Different combinations of the two dimensions of leadership result in five leadership styles. The Leadership Grid provides a means for evaluating leadership styles and then training managers to move toward an ideal style of behavior. The Leadership Grid is based on the two leadership dimensions called concern for production and concern for people.
The model identifies five major styles. The Leadership Grid portrays five major leadership styles: authority–compliance, country-club management, impoverished management, middle-of-the-road management, and team management.
The impoverished manager has low concern for both production and people. The leader does the minimum required. The sweatshop manager has a high concern for production and a low concern for people. The leader uses position power to coerce employees to do the work.

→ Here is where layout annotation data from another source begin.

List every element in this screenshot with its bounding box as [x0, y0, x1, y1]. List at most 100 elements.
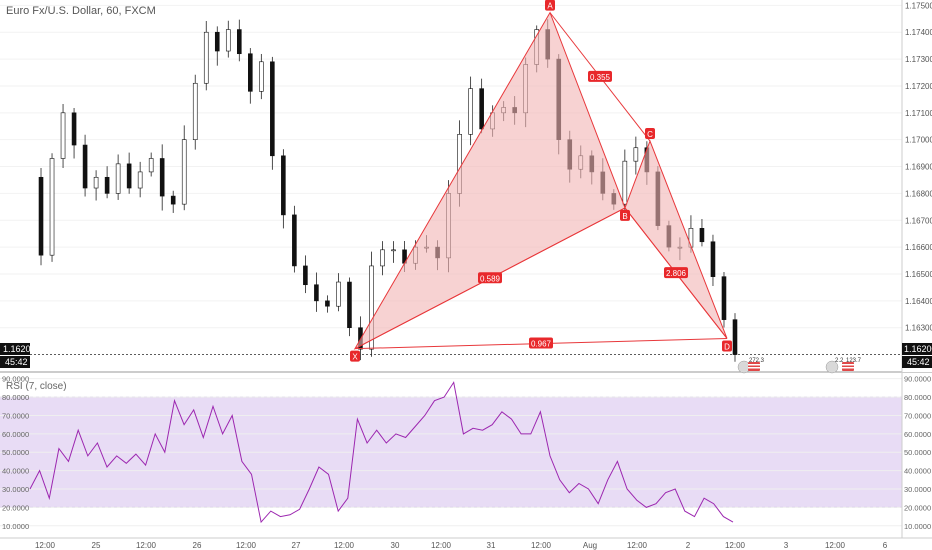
time-tick-label: 2: [686, 541, 691, 550]
time-tick-label: 3: [784, 541, 789, 550]
price-tick-label: 1.16400: [905, 297, 932, 306]
pattern-point-badge: [350, 350, 360, 362]
candle-body: [292, 214, 297, 267]
pattern-point-badge: [645, 128, 655, 140]
candle-body: [137, 171, 143, 189]
time-tick-label: Aug: [583, 541, 597, 550]
candle-body: [369, 265, 374, 350]
price-tick-label: 1.17400: [905, 28, 932, 37]
pattern-triangle-xab: [353, 11, 626, 350]
time-tick-label: 12:00: [431, 541, 452, 550]
rsi-tick-label-left: 10.0000: [2, 522, 29, 531]
rsi-tick-label-left: 80.0000: [2, 393, 29, 402]
price-tick-label: 1.16600: [905, 243, 932, 252]
candle-body: [732, 319, 738, 355]
pattern-point-label: X: [352, 353, 358, 362]
rsi-tick-label-right: 60.0000: [904, 430, 931, 439]
candle-body: [82, 144, 88, 189]
price-tick-label: 1.17000: [905, 136, 932, 145]
candle-body: [347, 281, 352, 329]
current-price-tag: 1.16200 45:42 1.16200 45:42: [0, 343, 932, 368]
candle-body: [192, 82, 198, 140]
pattern-ratio-badge: [529, 337, 553, 349]
time-tick-label: 12:00: [35, 541, 56, 550]
price-axis-background: [902, 0, 932, 372]
pattern-point-badge: [722, 340, 732, 352]
candle-body: [203, 31, 209, 84]
symbol-title: Euro Fx/U.S. Dollar, 60, FXCM: [6, 5, 156, 17]
pattern-ratio-label: 2.806: [666, 269, 687, 278]
candle-body: [126, 163, 132, 189]
candle-body: [148, 158, 154, 173]
harmonic-pattern[interactable]: X A B C D 0.589 0.355 2.806 0.967: [350, 0, 732, 362]
current-price-left-label: 1.16200: [3, 344, 36, 354]
pattern-point-badge: [545, 0, 555, 11]
candle-body: [721, 276, 727, 320]
rsi-axis[interactable]: 10.0000 10.0000 20.0000 20.0000 30.0000 30.00…: [2, 372, 931, 538]
candle-body: [314, 284, 319, 302]
rsi-tick-label-left: 70.0000: [2, 411, 29, 420]
time-axis[interactable]: 12:00 25 12:00 2 6 12:00 27 12:00 30 12:00 31 12:00…: [0, 537, 932, 550]
price-tick-label: 1.17300: [905, 55, 932, 64]
rsi-line: [29, 381, 734, 524]
candle-body: [214, 31, 220, 52]
time-tick-label: 12:00: [236, 541, 257, 550]
time-tick-label: 12:00: [627, 541, 648, 550]
candle-body: [699, 228, 705, 243]
candle-body: [60, 112, 66, 159]
candle-body: [181, 139, 187, 205]
price-panel-chrome: Euro Fx/U.S. Dollar, 60, FXCM: [6, 5, 156, 17]
us-flag-icon[interactable]: 2.2 123.7: [825, 358, 862, 374]
candle-body: [270, 61, 275, 157]
candle-body: [225, 29, 231, 52]
pattern-ratio-badge: [664, 267, 688, 279]
candle-body: [248, 53, 253, 92]
us-flag-icon[interactable]: 272.3: [737, 358, 765, 374]
candle-body: [49, 158, 55, 256]
candle-body: [170, 195, 176, 205]
time-tick-label: 12:00: [334, 541, 355, 550]
rsi-tick-label-right: 40.0000: [904, 467, 931, 476]
time-tick-label: 12:00: [725, 541, 746, 550]
time-tick-label: 31: [487, 541, 496, 550]
pattern-ratio-label: 0.355: [590, 73, 611, 82]
candle-body: [336, 281, 341, 307]
candle-body: [281, 155, 286, 216]
time-tick-label: 12:00: [531, 541, 552, 550]
time-tick-label: 27: [292, 541, 301, 550]
current-price-right-label: 1.16200: [904, 344, 932, 354]
price-tick-label: 1.16500: [905, 270, 932, 279]
price-tick-label: 1.17100: [905, 109, 932, 118]
rsi-tick-label-left: 60.0000: [2, 430, 29, 439]
rsi-title: RSI (7, close): [6, 381, 67, 392]
event-badge-value: 123.7: [846, 358, 862, 364]
rsi-tick-label-right: 20.0000: [904, 503, 931, 512]
time-tick-label: 30: [391, 541, 400, 550]
price-tick-label: 1.16300: [905, 324, 932, 333]
rsi-tick-label-right: 10.0000: [904, 522, 931, 531]
candle-body: [391, 249, 396, 252]
rsi-tick-label-right: 50.0000: [904, 448, 931, 457]
rsi-pane-grid: [0, 378, 902, 527]
candle-body: [93, 176, 99, 189]
price-tick-label: 1.17200: [905, 82, 932, 91]
price-axis[interactable]: 1.16300 1.16400 1.16500 1.16600 1.16700 1.168…: [901, 0, 932, 372]
candle-body: [479, 88, 484, 130]
time-tick-label: 6: [883, 541, 888, 550]
rsi-tick-label-left: 20.0000: [2, 503, 29, 512]
time-tick-label: 12:00: [825, 541, 846, 550]
price-tick-label: 1.17500: [905, 1, 932, 10]
candle-body: [303, 265, 308, 286]
candle-body: [159, 158, 165, 197]
rsi-tick-label-right: 70.0000: [904, 411, 931, 420]
countdown-right-label: 45:42: [907, 357, 930, 367]
time-tick-label: 25: [92, 541, 101, 550]
event-badges[interactable]: 272.3 2.2 123.7: [737, 358, 862, 374]
candle-body: [38, 176, 44, 256]
candle-body: [622, 160, 628, 205]
pattern-triangle-bcd: [624, 139, 728, 339]
countdown-left-label: 45:42: [5, 357, 28, 367]
candle-body: [380, 249, 385, 267]
rsi-tick-label-left: 50.0000: [2, 448, 29, 457]
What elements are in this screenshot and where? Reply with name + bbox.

The country club leader represents a low concern for task accomplishment coupled with a high concern for interpersonal relationships. They try to create a positive climate by being agreeable, eager to help, comforting, and uncontroversial. The middle-of-the-road style describes leaders who compromise, who have an intermediate concern for the task and the people who do the task. They find a balance between taking people into account and still emphasizing the work requirements.
The team manager places a strong emphasis on both tasks and interpersonal relationships. It promotes a high degree of participation and teamwork in the organization and satisfies a basic need in employees to be involved and committed to their work. The Leadership Grid is Blake and Mouton’s model identifying the ideal leadership style as having a high concern for both production and people.